Jesus ist besonders wichtig im evangelischen Glauben, das Neue Testament die Grundlage des Konfirmandenunterrichts. Wer evengelisch ist, ist schon fast erwachsen bei der Konfirmation und nicht wie bei der katholischen Kommunion noch ein Kind.

Die Sexualität ist freier in jedem eher evangelisch geprägten Land als in einem katholisch geprägte, .. freier, aber weniger verlogen .. vielleicht insofern auch ein bisschen spießiger, obwohl wir freier sind.

Wir sagen, was wir denken, wir sind Norddeutsche .. denn die evangelische Kirche hat ihre Domänen hauptsächlich in Norddeutschland .. und wir handeln auch danach, wie wir denken und nicht heimlich anders .. auch das ist typisch für die Menschen in den eher evangelisch geprägten Regionen Deutschlands.

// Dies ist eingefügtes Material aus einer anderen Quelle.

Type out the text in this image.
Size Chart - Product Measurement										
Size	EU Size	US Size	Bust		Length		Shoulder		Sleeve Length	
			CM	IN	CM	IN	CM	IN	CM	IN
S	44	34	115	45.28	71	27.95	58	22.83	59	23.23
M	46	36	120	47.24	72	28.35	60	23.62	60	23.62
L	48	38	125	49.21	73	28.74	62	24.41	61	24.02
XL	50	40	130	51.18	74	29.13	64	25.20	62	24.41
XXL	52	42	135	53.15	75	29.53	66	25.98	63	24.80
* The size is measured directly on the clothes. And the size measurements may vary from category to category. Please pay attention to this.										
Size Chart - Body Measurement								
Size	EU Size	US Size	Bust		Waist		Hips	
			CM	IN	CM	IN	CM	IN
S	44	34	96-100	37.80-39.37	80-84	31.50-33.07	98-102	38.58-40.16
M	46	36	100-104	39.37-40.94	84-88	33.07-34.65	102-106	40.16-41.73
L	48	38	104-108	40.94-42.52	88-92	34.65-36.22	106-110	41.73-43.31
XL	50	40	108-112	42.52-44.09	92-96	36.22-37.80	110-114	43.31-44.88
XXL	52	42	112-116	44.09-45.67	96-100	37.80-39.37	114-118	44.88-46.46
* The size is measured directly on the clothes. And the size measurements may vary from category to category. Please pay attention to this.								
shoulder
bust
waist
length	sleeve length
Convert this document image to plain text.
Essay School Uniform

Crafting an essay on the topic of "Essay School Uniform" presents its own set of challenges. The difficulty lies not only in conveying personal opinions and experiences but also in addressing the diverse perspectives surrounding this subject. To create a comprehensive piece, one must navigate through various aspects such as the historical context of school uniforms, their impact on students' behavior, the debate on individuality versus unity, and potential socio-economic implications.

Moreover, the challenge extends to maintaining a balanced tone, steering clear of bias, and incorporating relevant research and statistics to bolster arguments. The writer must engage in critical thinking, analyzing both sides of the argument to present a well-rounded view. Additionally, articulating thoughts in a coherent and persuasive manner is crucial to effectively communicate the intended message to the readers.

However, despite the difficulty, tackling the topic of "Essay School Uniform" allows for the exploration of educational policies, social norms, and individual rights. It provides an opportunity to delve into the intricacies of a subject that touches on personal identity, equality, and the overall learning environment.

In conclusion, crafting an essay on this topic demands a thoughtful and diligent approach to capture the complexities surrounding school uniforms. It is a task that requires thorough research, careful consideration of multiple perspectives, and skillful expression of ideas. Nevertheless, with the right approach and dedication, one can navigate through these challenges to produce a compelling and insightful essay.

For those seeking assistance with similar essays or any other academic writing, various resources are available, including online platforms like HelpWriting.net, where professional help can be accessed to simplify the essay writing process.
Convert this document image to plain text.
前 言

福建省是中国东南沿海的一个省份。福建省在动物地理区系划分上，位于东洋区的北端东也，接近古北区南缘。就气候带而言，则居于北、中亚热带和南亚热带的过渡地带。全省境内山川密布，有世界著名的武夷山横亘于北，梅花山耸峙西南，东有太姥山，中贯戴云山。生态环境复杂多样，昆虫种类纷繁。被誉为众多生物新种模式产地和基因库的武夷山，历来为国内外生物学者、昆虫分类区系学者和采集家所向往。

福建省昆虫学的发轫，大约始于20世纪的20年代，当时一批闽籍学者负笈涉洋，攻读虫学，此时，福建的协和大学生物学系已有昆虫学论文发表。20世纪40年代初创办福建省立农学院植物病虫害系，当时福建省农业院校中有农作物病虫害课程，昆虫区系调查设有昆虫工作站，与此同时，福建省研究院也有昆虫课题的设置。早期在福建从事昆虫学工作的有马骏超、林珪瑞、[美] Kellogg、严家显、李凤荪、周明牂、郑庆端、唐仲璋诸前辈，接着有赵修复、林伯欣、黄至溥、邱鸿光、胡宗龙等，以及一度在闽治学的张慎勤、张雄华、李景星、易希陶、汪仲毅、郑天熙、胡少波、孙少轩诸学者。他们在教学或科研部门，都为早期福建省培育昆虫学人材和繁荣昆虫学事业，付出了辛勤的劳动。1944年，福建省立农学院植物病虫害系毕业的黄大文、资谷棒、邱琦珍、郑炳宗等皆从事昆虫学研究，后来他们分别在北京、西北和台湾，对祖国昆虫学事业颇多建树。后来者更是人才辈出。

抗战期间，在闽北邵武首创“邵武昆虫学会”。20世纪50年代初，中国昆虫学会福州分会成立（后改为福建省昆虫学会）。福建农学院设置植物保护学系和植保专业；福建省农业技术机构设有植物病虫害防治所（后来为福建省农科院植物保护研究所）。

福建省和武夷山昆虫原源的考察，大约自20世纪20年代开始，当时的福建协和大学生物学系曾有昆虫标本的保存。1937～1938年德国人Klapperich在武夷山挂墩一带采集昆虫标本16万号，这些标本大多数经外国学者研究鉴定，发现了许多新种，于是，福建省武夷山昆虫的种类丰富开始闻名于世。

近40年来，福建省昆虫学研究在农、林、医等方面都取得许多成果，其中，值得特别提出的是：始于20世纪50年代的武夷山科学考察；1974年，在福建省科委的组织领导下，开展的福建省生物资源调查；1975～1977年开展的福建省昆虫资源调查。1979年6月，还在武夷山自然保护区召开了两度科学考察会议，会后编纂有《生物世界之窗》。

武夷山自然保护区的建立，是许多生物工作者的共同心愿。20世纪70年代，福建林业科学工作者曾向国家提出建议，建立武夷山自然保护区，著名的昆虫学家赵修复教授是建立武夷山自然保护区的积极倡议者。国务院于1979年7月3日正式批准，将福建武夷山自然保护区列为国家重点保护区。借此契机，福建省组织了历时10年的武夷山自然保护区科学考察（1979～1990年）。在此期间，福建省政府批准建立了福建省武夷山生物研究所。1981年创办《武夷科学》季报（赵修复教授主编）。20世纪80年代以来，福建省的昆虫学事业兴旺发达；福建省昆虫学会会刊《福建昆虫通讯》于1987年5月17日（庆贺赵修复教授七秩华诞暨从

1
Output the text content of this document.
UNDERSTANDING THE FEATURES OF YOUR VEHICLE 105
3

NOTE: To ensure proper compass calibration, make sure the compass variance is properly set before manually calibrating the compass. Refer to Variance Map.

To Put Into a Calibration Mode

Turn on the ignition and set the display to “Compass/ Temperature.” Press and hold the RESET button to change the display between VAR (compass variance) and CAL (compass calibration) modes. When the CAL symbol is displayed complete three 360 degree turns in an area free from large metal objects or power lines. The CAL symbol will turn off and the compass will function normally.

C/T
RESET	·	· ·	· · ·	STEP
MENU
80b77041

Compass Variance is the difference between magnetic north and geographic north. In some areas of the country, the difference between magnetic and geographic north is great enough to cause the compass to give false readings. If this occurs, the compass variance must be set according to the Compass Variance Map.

Die Bergpredigt ist eine Grundlage unserer Denkweise .. und in der Bergpredigt redet Jesus auch viel von sozialen Themen.

Wenn hier manche der Autoren aus den Links oben Luther und eher rechtspopulistische Denkweisen in einen Hut werfen, dann halte ich das für falsch.

In der Sexualität eher frei zu sein, aber auch die Veratwortung für die Folgen seiner Handlungen zu übernehmen .. indem man zum Beispiel ein uneheliches Kind nicht abtreibt ... um auf den Bezug zuf AfD zurückzukommen .. das mag typisch für eine protestantisch denkende Frau sein ... aber das ist deshalb noch längst nicht rechtspopulistisch, sondern eine Konsequenz der eigenen Denkweise, dass der Mensch frei ist .. frei ist zu handeln, aber dann auch verpflichtet, seine Handlungen zu verantworten.